Bench went as planned for me – sort of. I opened with 351, which was easy. 369 was my 2nd attempt, which was tougher but I got it and matched my PR at 255. For my last attempt, I took 385. It felt only somewhat heavy on the way down, but while pressing off my chest I strained my pec – no lift. Jordan’s turn. He opens with 418, and gets it easily. 2nd attempt is 451, and hits the lift without too much trouble. For the last attempt, he goes for a 3rd bench but misses – just not the day for it.
Jordan’s subtotal was 1,157. Mine was 879. Now he was 278 pounds ahead, and I had to try and close the gap on the deadlift.
Warming up on the deadlift, everything flew up and I felt to be in supreme condition. No signs of fatigue or weariness. No excuses for coming up short on the lift that I best prepared for. 540 opener – easy. 584 deadlift – also easy. My 3rd attempt, and also my first time going past the 600 deadlift barrier – a 606 deadlift. It was somewhat of a slow lift and I almost hitched it, but was able to lock it out cleanly. I was very happy with this, going 8 for 9 and reaching a new PR total of 1,515 pounds at 242. It was Jordan’s turn to perform all 3 deadlifts within his flight.
Starting off with a 595 pull, Jordan smokes the weight. Taking 644 for a 2nd attempt, the bar moves a bit slower than his opener but looks easy. At this point, Jordan needed to pull 666 pounds in order to not only total over 300 pounds more than me, but take the deadlift bet as well. I was certain that he couldn’t get 666 – he could barely pull 644 with reverse bands in training, and had actually failed 650 three weeks out when his grip failed in a session. Being confident with what I thought was a sure win, I sat down next to his Mom in the front row and watched his final pull.
666 pounds – moved up without too much trouble and got 3 white lights. Jordan was able to do it.
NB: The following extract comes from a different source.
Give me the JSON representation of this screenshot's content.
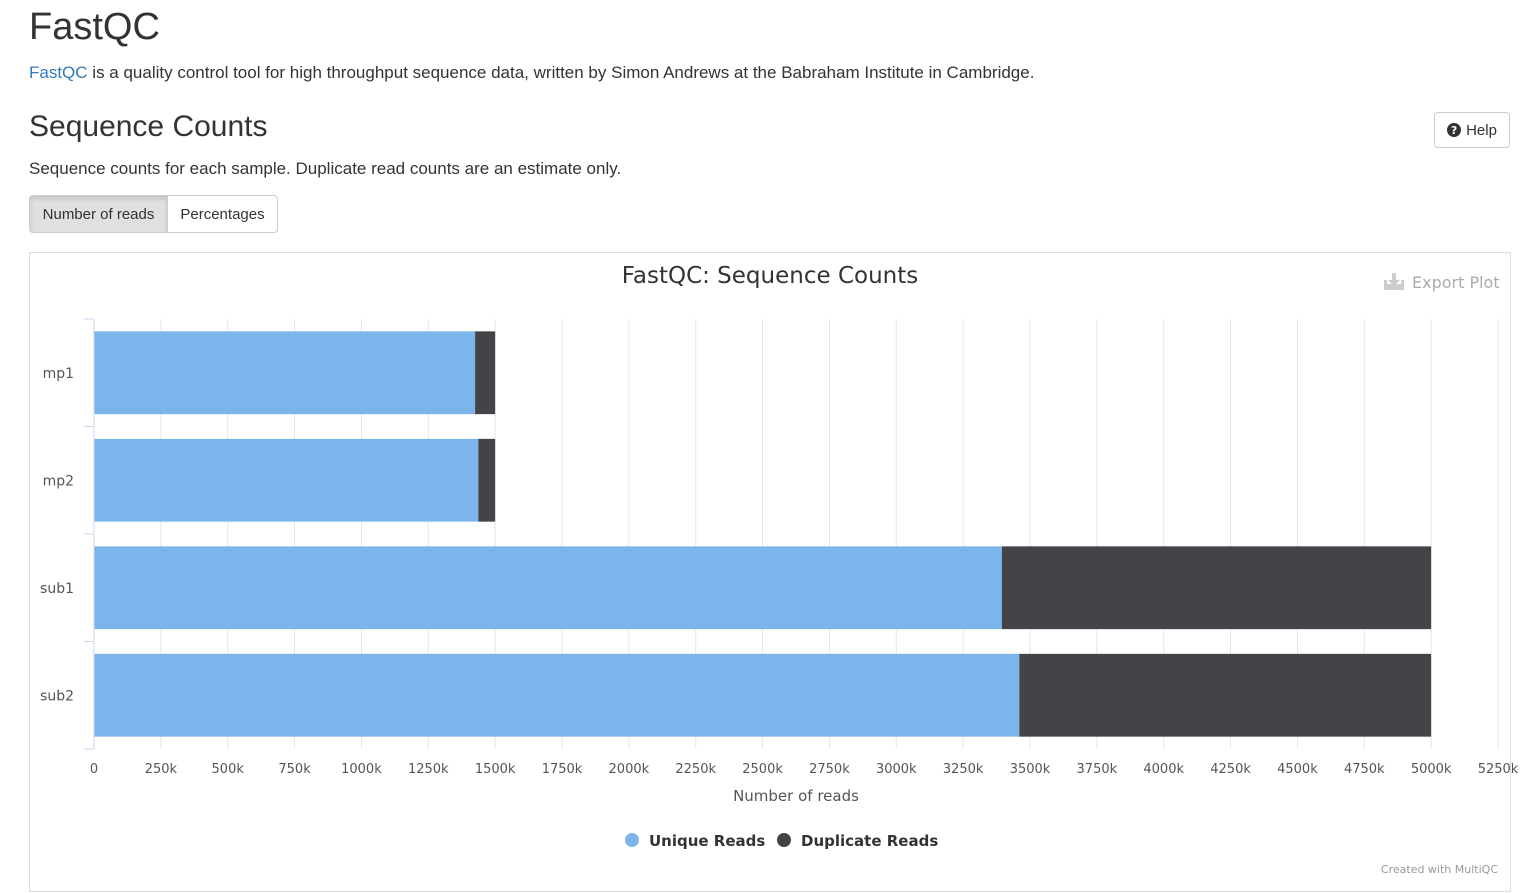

With a total of 1,824 pounds and having lifted more than 50 pounds on the deadlift versus me, I owed him $1,000. It all came down to the last lift, and he got it. Despite the fact that he stumbled his squat opener – despite dealing with some cramping issues, and getting fatigued from the artificial air pumped into the room’s venue. Jordan had the mental toughness to withstand giving into all those excuses and not only attempted a big PR for the win, but he managed to achieve it. How many other people would have gone for 666 pounds on a 3rd attempt, after failing 650 three weeks out? Only someone who has the attitude & mindset of a winner, and Jordan was the winner for the meet.
Time to pay up!
It was raining 100s, 20s and 5s. Well….kind of. I had only brought about $600 or so with me, as I thought that I’d win for sure (and I had the other $400 readily available to send via PayPal). Realizing I needed some leftover money for a taxi fare and other expenses, I asked him if I could pay him $500 on the spot and the remaining $500 right after we returned home. Jordan was nice enough to let me have some spending money left Along with winning the bet, there was actually a $1,000 prize to the best Junior lifter of the entire meet – and his total narrowly edged Luigi Fagiani’s in the process. It turned out that Jordan figured the final deadlift number necessary to not only beat my bet, but also beat Luigi for best Junior lifter of the meet. He came out $2,000 richer, and with a big PR on his deadlift.
After the meet, I watched him and my coach gamble at Blackjack later into the night and lose a few hundred within 20 minutes. Oh well.
Even though I ended up losing a whole $1k I honestly wasn’t mad about the loss at all. I hit PRs all across the board and was happy with my meet performance. Also, more importantly – if there was someone who I’d lose $1,000 to, I’m glad it was Jordan who got the money.